Ranges implements all of the analyses that have been used in more than one refereed publication and are robust to a wide variety of location distributions and sample sizes. The latter condition excludes Fourier analysis (Anderson 1982). Polygon peeling techniques differ from the location-density polygon of Hartigan (1987) and mononuclear peeled convex hulls (Glendinning 1991, Worton 1995); however, peeling with iterative recalculation of the arithmetic mean should give very comparable results. Cluster analysis should give results similar to those from Dirichlet tessellations (Wray et al. 1992), without the problems of setting limits to outer tiles. The favouring of a minimal sum of nearest neighbour distances for optimising Local Convex Hulls (Getz et al. 2007) also converges that technique on cluster analysis.

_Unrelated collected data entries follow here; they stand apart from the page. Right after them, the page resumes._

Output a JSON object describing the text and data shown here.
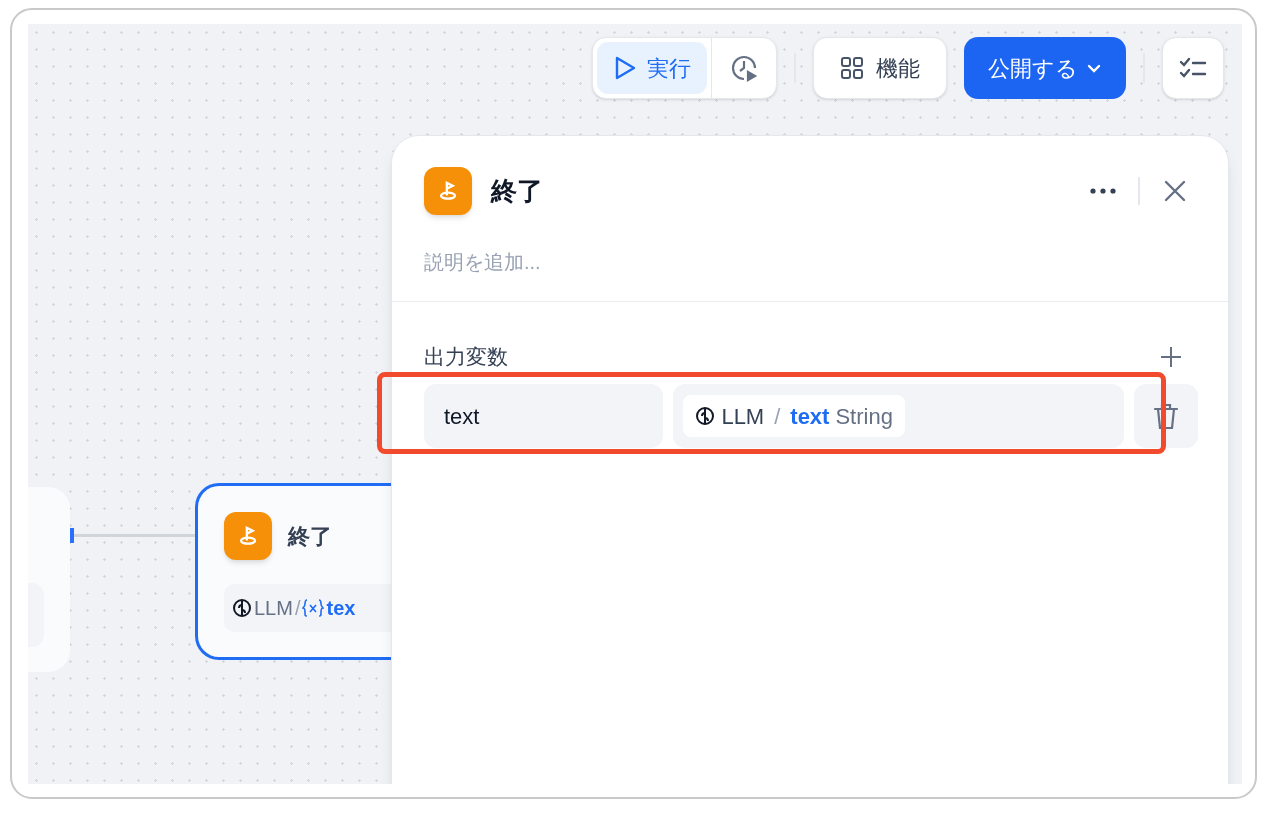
{
  "toolbar": {
    "run": {
      "label": "実行",
      "selected": true
    },
    "features": {
      "label": "機能"
    },
    "publish": {
      "label": "公開する"
    }
  },
  "canvas": {
    "end_node": {
      "title": "終了",
      "selected": true,
      "source": "LLM",
      "separator": "/",
      "variable": "tex"
    }
  },
  "panel": {
    "title": "終了",
    "description_placeholder": "説明を追加...",
    "section_title": "出力変数",
    "highlighted": true,
    "outputs": [
      {
        "name": "text",
        "source": "LLM",
        "separator": "/",
        "variable": "text",
        "type": "String"
      }
    ]
  }
}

Which method to use depends on the number of locations and the biological questions. With 10-12 locations, ellipses can give robust results for questions of range size. With more locations, density contours can give some shape to ranges for questions about sociality and use of resources. If you have at least 30 locations with low spatio-temporal correlation, linkage techniques become appropriate for more precise definition of areas visited, with clustering or edge restriction based on outlier exclusion for defining range core polygons that conform to abrupt habitat boundaries. To avoid a priori choices, you may choose several techniques and adjust alpha, say to 0.01 for P<0.05 with 5 techniques; a broad selection could be 99% ellipses as an expansive size index of which overlaps define neighbouring animals with 95% kernel contours for a size index with shape for more subtle social and habitat assessments (Walls & Kenward 2001), outlier-excluded cluster cores for a tight definition of home range in grainy habitats, 50% kernels as a more probabilistic index at similar size, and 50% clusters to see if there is a tight focus on any particular resources. The peripheral (100%) convex polygons can provide comparability with older studies but tend not to outperform the other 5 in statistical tests.